Today we talked about global media in the digital age. One of the first things we went over is the definition of intercultural communications, which we saw a humorous example of in the “Diversity Training” scene from The Office. We covered the “basic scheme” of international communications, starting from the geopolitical perspective and finishing up with communications and development. We also discussed the different media models that exist in our world: authoritarian, free market, mixed and global (Internet). Not only is media important for our lives in the Western world, it is especially important in developing countries, considering that many of them still struggle with the “digital divide.” From the times of the telegraph to the days of the Internet, almost the same exact countries have been left in the informational dark; we are able to see that when comparing a map of the telegraph lines to the map of today’s undersea Internet lines.
One of the last things we discussed in class was the globalization of media production, an example of which we saw in the documentary Exporting Raymond (2010) by the creator of the sitcom Everybody Loves Raymond, Philip Rosenthal. This documentary follows the adventures of this television writer and his failed attempts to bring his Emmy award winning show to Russia. Personally, I didn’t find it too surprising that this sitcom never took off due to cultural differences. As someone who grew up in Ukraine, I saw many Russian adaptations of American TV shows, and none of them had the same “traditional American family” centered lifestyle as in Everybody Loves Raymond; what Phil Rosenthal didn’t realize was that marriage is very different in other countries.

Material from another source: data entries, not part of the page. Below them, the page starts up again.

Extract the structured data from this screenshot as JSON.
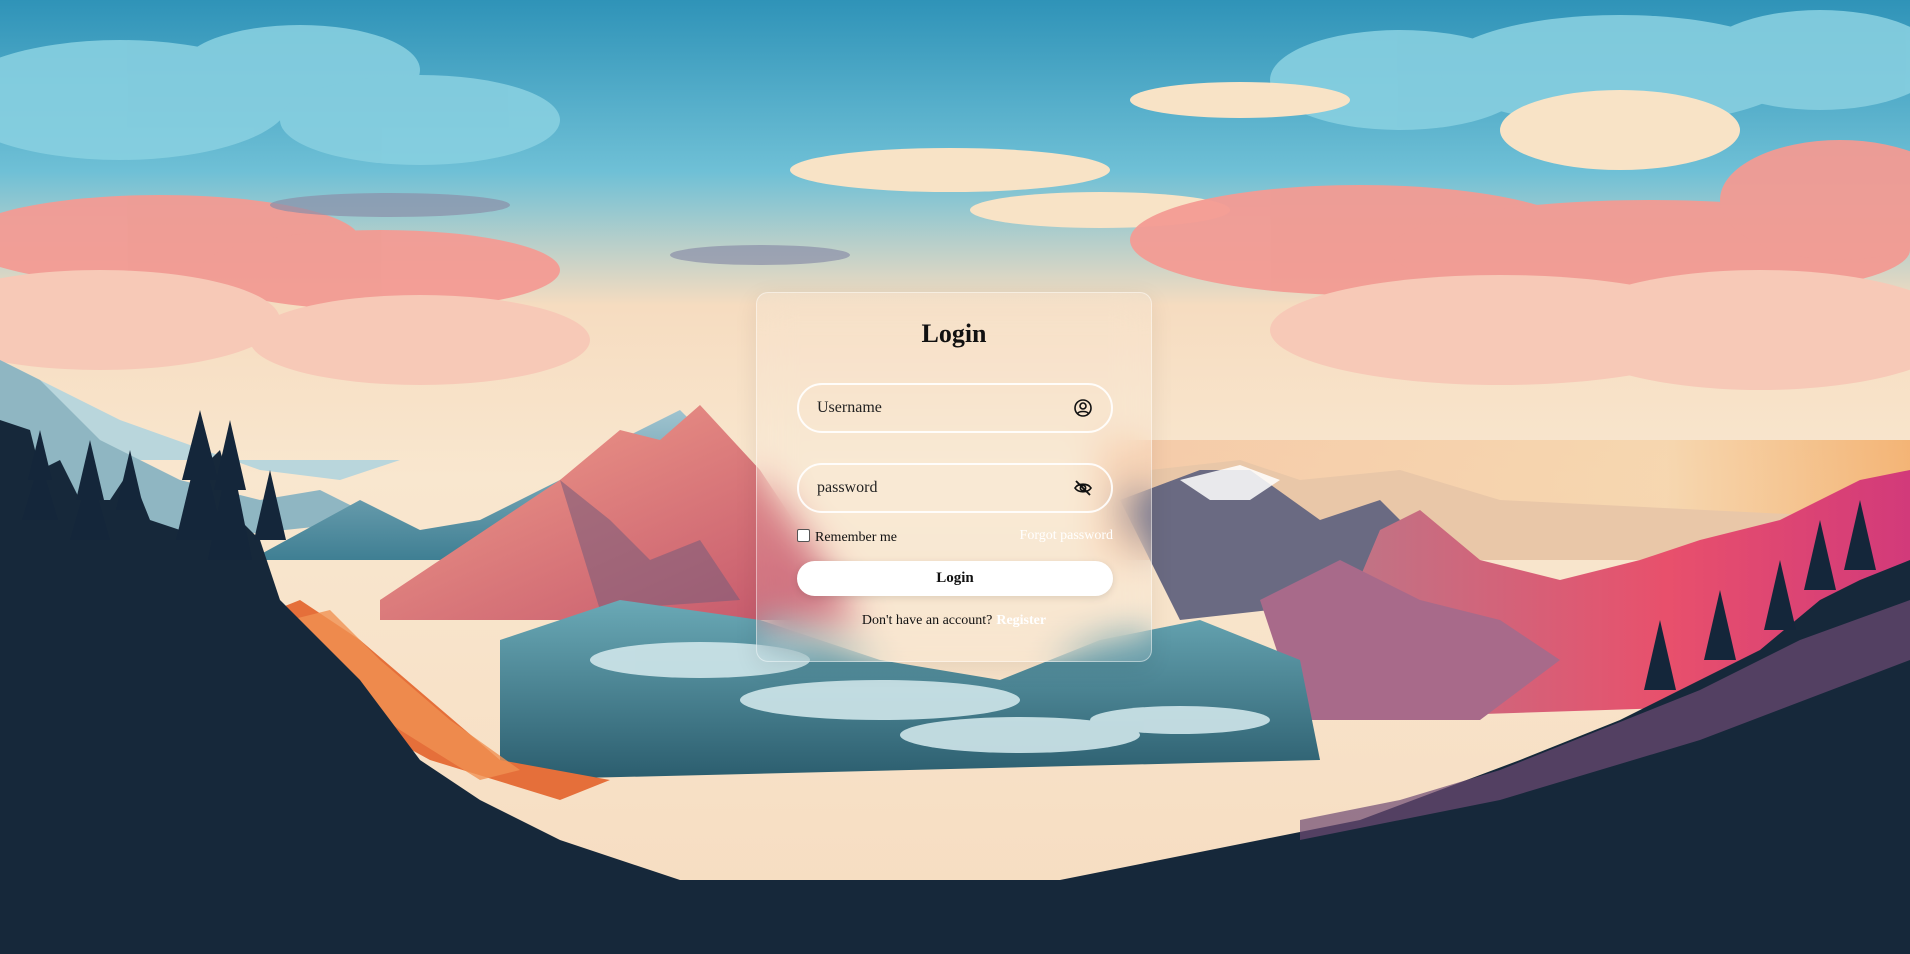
{
  "background": {
    "description_colors": [
      "#3a9ec1",
      "#f7c9a8",
      "#e86c74",
      "#1b2a3a"
    ]
  },
  "login": {
    "title": "Login",
    "username_placeholder": "Username",
    "username_icon": "user-circle-icon",
    "password_placeholder": "password",
    "password_icon": "eye-off-icon",
    "remember_label": "Remember me",
    "forgot_label": "Forgot password",
    "submit_label": "Login",
    "no_account_text": "Don't have an account?",
    "register_label": "Register"
  }
}
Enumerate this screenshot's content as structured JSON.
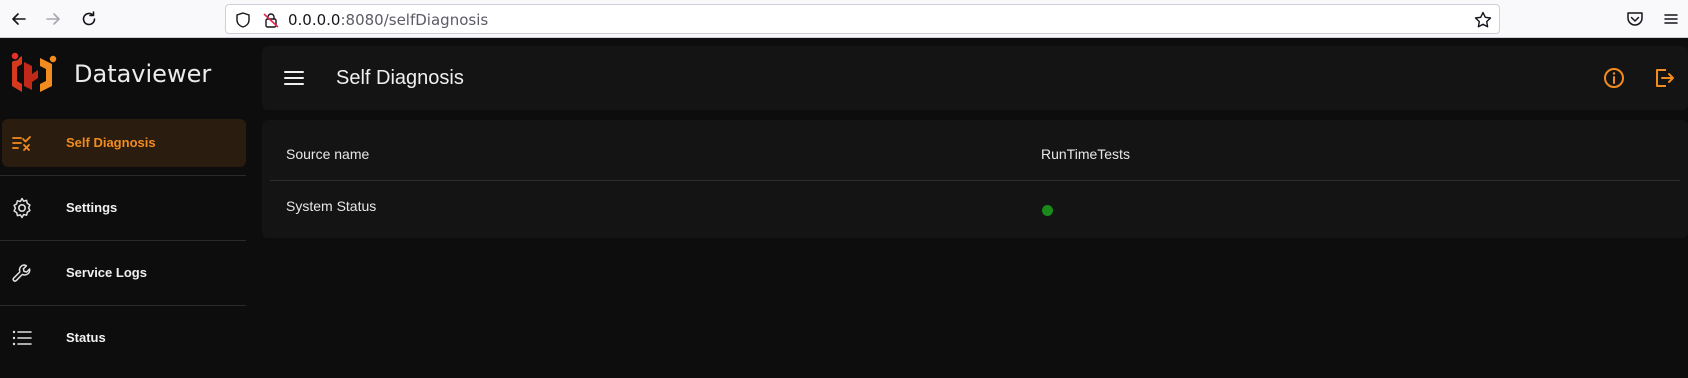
{
  "browser": {
    "url_host": "0.0.0.0",
    "url_path": ":8080/selfDiagnosis"
  },
  "app": {
    "brand_name": "Dataviewer",
    "accent_color": "#f28c1e"
  },
  "sidebar": {
    "items": [
      {
        "label": "Self Diagnosis",
        "icon": "checklist-icon",
        "active": true
      },
      {
        "label": "Settings",
        "icon": "gear-icon",
        "active": false
      },
      {
        "label": "Service Logs",
        "icon": "wrench-icon",
        "active": false
      },
      {
        "label": "Status",
        "icon": "list-icon",
        "active": false
      }
    ]
  },
  "header": {
    "title": "Self Diagnosis"
  },
  "table": {
    "columns": [
      "Source name",
      "RunTimeTests"
    ],
    "rows": [
      {
        "source_name": "System Status",
        "status_color": "#1a8a1a"
      }
    ]
  }
}
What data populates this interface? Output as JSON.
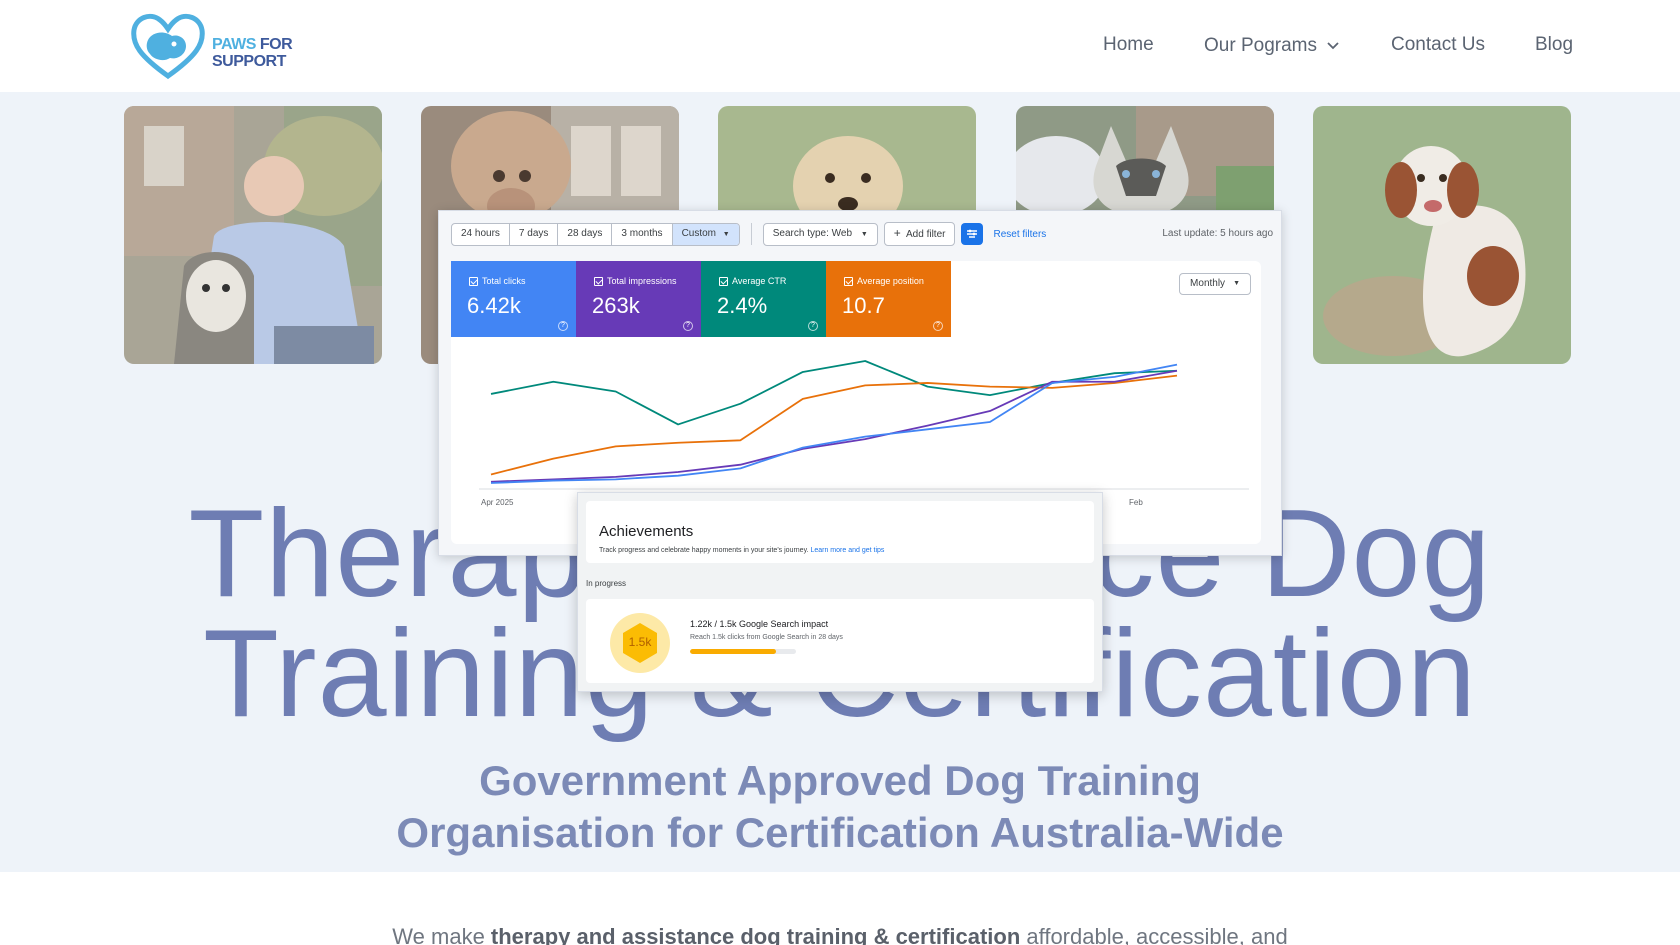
{
  "site": {
    "logo_line1a": "PAWS",
    "logo_line1b": " FOR",
    "logo_line2": "SUPPORT"
  },
  "nav": {
    "home": "Home",
    "programs": "Our Pograms",
    "contact": "Contact Us",
    "blog": "Blog"
  },
  "hero": {
    "title_line1": "Therapy & Service Dog",
    "title_line2": "Training & Certification",
    "subtitle_line1": "Government Approved Dog Training",
    "subtitle_line2": "Organisation for Certification Australia-Wide",
    "tagline_pre": "We make ",
    "tagline_bold": "therapy and assistance dog training & certification",
    "tagline_post": " affordable, accessible, and"
  },
  "search_console": {
    "ranges": [
      "24 hours",
      "7 days",
      "28 days",
      "3 months",
      "Custom"
    ],
    "active_range": "Custom",
    "search_type": "Search type: Web",
    "add_filter": "Add filter",
    "reset_filters": "Reset filters",
    "last_update": "Last update: 5 hours ago",
    "granularity": "Monthly",
    "metrics": [
      {
        "label": "Total clicks",
        "value": "6.42k",
        "color": "#4285f4"
      },
      {
        "label": "Total impressions",
        "value": "263k",
        "color": "#673ab7"
      },
      {
        "label": "Average CTR",
        "value": "2.4%",
        "color": "#00897b"
      },
      {
        "label": "Average position",
        "value": "10.7",
        "color": "#e8710a"
      }
    ]
  },
  "chart_data": {
    "type": "line",
    "x_labels": [
      "Apr 2025",
      "Feb"
    ],
    "y_scale": "normalized 0-1 per series (no axis values printed)",
    "grid": false,
    "legend": "none",
    "series": [
      {
        "color": "#00897b",
        "values": [
          0.73,
          0.83,
          0.75,
          0.48,
          0.65,
          0.91,
          1.0,
          0.79,
          0.72,
          0.82,
          0.9,
          0.92
        ]
      },
      {
        "color": "#e8710a",
        "values": [
          0.07,
          0.2,
          0.3,
          0.33,
          0.35,
          0.69,
          0.8,
          0.82,
          0.79,
          0.78,
          0.82,
          0.88
        ]
      },
      {
        "color": "#673ab7",
        "values": [
          0.01,
          0.03,
          0.05,
          0.09,
          0.15,
          0.28,
          0.36,
          0.47,
          0.59,
          0.83,
          0.83,
          0.92
        ]
      },
      {
        "color": "#4285f4",
        "values": [
          0.0,
          0.02,
          0.03,
          0.06,
          0.12,
          0.29,
          0.38,
          0.44,
          0.5,
          0.82,
          0.87,
          0.97
        ]
      }
    ]
  },
  "achievements": {
    "title": "Achievements",
    "description": "Track progress and celebrate happy moments in your site's journey.",
    "link": "Learn more and get tips",
    "section": "In progress",
    "badge": "1.5k",
    "item_title": "1.22k / 1.5k Google Search impact",
    "item_desc": "Reach 1.5k clicks from Google Search in 28 days",
    "progress": 0.81
  }
}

I have decided to include a few clips of Russian versions of different sitcoms.
A fun fact:
Something shocking that caught my attention was Russia’s take on “Everybody Loves Raymond.” I did some research and discovered that Russia’s version of ‘Everybody Loves Raymond,’ known as ‘Voroniny’ is now in its 17th season, will have reached 376 episodes by the end of September, compared with the previous record of 365 held by the Russian version of ‘Married…With Children.’ The American series only contains 9 seasons with 210 episodes.